Ho la prova provata che anche in Italia ormai si pratica l’eutanasia, senza il consenso dei familiari. Mi addolora, ma non mi stupisce. Invito il lettore a leggere il discorso di Madre Teresa – che ho avuto a suo tempo, nel lontano 1994, indegnamente, la grazia di incontrare – all’accademia di Stoccolma per il conferimento del premio Nobel, dove pronuncia un argomento inconfutabile contro l’aborto.
La terza cultura in cui viviamo ha ormai abbandonato anche il miraggio di un discorso di etica razionale immanente, ovviamente, sia dal versante liberale o Gentiliano che post marxista o Gramsciano.
Se il realismo diceva “existo ergo sum”, la modernità nominalista moderata prendeva per slogan il “cogito ergo sum” cartesiano.
“Il Verbo, Logos si è fatto carne”, l’Incarnazione redentrice è il secondo dogma fondamentale cristiano; “l’ idea, il razionale è carne, reale” è il dogma fondamentale della modernità.
La cultura dominante odierna ha fatto un passo ulteriore, quello decostruzionista e nominalista radicale, anti logocentrico, anti logico e “creazionista dei diritti”. Il suo slogan è “volo ergo sum”. E’ in ultima analisi, una cultura anticristica, gnostica e animalista simultaneamente. Ignora il corpo, da una parte, e prende l’evoluzionismo come dogma indiscusso dall’altro.
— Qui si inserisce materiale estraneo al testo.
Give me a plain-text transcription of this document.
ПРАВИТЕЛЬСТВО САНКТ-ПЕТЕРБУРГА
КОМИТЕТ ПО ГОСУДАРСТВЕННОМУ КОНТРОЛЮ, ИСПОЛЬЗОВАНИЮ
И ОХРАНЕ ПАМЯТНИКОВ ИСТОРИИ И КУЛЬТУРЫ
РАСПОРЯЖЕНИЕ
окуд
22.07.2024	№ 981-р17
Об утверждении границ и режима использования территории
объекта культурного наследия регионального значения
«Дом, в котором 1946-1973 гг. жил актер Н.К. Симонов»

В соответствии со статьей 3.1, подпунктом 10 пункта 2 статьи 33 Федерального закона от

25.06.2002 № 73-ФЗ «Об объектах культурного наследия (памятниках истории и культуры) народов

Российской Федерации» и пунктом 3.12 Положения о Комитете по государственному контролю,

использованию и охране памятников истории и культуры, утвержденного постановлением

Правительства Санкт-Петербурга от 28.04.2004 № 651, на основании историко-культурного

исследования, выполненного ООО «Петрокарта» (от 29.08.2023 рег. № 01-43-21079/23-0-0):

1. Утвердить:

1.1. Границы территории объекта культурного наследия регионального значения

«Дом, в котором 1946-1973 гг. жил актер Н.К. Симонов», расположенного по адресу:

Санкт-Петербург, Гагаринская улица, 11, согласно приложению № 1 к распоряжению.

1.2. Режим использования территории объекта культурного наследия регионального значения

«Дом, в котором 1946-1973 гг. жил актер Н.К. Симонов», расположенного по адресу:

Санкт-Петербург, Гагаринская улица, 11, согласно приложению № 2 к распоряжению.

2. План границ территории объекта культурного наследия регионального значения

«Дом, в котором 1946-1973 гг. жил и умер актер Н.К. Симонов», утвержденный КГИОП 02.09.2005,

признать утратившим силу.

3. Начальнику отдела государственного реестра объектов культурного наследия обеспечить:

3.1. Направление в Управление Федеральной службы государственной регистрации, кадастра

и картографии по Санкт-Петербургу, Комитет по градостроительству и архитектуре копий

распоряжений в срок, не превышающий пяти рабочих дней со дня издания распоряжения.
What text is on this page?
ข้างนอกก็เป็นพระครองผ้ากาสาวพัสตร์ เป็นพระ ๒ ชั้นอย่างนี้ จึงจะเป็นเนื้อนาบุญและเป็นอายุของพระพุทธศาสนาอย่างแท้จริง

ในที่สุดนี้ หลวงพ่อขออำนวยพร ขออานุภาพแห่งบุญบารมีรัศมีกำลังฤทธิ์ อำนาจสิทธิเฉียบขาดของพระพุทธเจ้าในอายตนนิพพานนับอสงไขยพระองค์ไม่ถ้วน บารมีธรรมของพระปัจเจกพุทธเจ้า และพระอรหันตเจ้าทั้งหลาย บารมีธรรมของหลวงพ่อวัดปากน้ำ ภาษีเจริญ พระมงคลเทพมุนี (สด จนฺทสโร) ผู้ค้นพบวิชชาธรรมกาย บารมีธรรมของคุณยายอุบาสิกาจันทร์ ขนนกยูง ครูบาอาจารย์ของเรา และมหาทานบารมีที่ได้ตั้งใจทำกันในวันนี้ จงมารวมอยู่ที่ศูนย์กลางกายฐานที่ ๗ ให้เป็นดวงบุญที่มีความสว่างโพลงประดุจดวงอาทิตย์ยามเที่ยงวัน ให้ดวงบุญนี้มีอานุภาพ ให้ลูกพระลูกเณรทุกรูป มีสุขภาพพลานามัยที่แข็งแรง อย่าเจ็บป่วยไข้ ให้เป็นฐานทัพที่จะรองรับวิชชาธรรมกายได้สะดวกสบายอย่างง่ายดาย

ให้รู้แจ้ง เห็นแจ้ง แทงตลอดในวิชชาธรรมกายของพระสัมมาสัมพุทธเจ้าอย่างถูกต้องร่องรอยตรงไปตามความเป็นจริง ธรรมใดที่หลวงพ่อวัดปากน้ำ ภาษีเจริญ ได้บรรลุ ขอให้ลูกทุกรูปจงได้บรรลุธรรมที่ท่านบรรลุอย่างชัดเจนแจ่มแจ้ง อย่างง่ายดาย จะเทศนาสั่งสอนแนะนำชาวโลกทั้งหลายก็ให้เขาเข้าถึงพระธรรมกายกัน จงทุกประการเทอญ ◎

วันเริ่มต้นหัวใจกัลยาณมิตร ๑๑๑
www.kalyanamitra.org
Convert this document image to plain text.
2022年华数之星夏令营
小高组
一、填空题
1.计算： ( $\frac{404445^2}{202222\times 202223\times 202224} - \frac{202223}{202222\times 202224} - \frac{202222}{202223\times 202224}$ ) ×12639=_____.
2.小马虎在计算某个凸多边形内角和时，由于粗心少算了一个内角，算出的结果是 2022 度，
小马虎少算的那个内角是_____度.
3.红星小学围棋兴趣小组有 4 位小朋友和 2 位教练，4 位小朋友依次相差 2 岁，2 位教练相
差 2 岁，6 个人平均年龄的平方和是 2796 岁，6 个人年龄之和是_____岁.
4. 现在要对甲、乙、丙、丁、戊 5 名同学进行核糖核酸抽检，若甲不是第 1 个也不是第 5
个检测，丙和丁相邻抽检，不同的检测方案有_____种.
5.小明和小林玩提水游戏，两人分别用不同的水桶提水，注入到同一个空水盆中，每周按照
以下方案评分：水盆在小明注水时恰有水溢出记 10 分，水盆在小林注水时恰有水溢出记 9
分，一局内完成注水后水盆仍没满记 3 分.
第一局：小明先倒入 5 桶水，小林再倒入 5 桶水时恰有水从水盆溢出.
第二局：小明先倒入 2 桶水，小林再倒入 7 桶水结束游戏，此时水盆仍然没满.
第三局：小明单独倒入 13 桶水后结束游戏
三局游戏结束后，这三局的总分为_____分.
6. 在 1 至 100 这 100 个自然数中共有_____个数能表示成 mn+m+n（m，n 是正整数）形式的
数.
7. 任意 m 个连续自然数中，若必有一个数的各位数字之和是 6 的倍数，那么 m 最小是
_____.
Facile capire quali sono state ( e saranno) le conseguenze in ambito medico, quelle della tecnocrazia, degli espedienti, dei surrogati del trans umanesimo: Pillola, FIVET, embrioni conservati, maternità surrogata, clonazione, screening e manipolazioni genetiche, l’olocausto dell’aborto, il commercio di organi, pezzi di ricambio degli organi, chimere, impianti endocranici, DBS, Ritalin per i bambini, Viagra per i vecchierelli, Prozac per tutti. Per uscire da questa valle di lacrime – esclusi gli apprendisti stregoni della Silicon Valley, che cercano l’immortalità ingegnerizzando il genoma dell’Ameba -un bonus di morfina,
E’ un quadro tragico. Ma sono un mariano, un devoto di Fatima, Garabandal, Medjugorie.ì e della Divina Volontà.
Teologicamente infatti tutto è drammaticamente semplice: oggi è scomparso Dio dall’orizzonte pubblico, dai media, dalle fabbriche, dalla scuola, come pure il peccato. I giovani non sanno più cos’è il bene e il male, e la famiglia è stata distrutta. Nella mia Parrocchia metropolitana la frequenza domenicale è del 4%.
Ma la Regina della Pace ci invita alla preghiera di intercessione e al digiuno. Ella può salvarci dalla fine della civiltà. Alla fine il Suo Cuore immacolato trionferà. Di chi sarà il merito? Di Lei e nostro: non ha senso, infatti, dire che il bisturi ha salvato il malato, o che il chirurgo ha guarito il tumore. Entrambi, lo strumento e la causa prima sono gli artefici della salvezza, alleluia!
La ringrazio per le sue considerazioni. Effettivamente, anche in campo medico, sta prendendo il sopravvento una pericolosa tecnocrazia che perde di vista l’uomo come finalità intrinseca.